# what type is my rat



## rickyc666 (Feb 3, 2011)

Hi All,
A few days ago i buried my little ratty, apart from being completely gutted and upset, ive realised i didnt know what variety/breed she was. It gets confusing with so many similar varietys.
Any help would be much appreciated. ive (hopefully) included 2 pics of her, young and full grown.

many thanks
Richard


----------



## Kiko (Sep 18, 2009)

I am terrible with coloration, it never mattered to me what a rats color was so I never learned much.
But he looks like a Roan?


----------



## Snippet (Dec 30, 2010)

She's a black roan, a very pretty one. She will eventually go white.


----------



## rickyc666 (Feb 3, 2011)

thank you for your help


----------



## karinulph (Jul 19, 2010)

Sorry for your loss
She was a very beautiful roan


----------



## rickyc666 (Feb 3, 2011)

thanks again. 
Its like losing a little friend. But i imagine a lot of people on this site (and all other rat owners) have probably been through that before.


----------



## lovinmyratties969 (Feb 2, 2011)

Richard,

I'm sorry for your loss and yes we have gone through a similar one recently. My daughter decided to bury her first (and the best rattie ambassador ever) in the flower bed (inspired by Where The Red Fern Grows). This Spring when something beautiful grows there she will be able to smile and remember him lovingly.

God Bless.


----------



## Alethea (Jul 14, 2010)

My pardons, but are those two different rats or does their color really change that much with time?
I am also sorry to hear of your loss, may she rest in peace :3


----------



## lilspaz68 (Feb 24, 2007)

Alethea said:


> My pardons, but are those two different rats or does their color really change that much with time?
> I am also sorry to hear of your loss, may she rest in peace :3


Roans lighten with age, becoming almost white as they are older. Very beautiful, I am sorry about your baby.


----------



## Alethea (Jul 14, 2010)

Ah, I see then. Thank you for clearing that up.
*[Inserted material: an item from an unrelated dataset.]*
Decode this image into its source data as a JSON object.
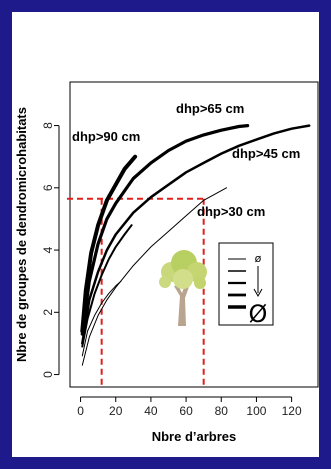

I thought they changed color, but wow is that a change in colors :3 Such beautiful little creatures :3


----------



## rickyc666 (Feb 3, 2011)

yes both photos are the same little rat at around 8 weeks and then agian full grown.
thank you all for your kindness. most people normally turn their nose up at rats so its nice to find a place where people like them and understand what nice animals they are.


----------



## Alethea (Jul 14, 2010)

You're welcome, of course.
And yes, fellow rat owners know of the hardships we face when it comes to people turning a blind eye to owning rats as pets. But this is a place where we come to gather, share info, etc about those adorable little ratties


----------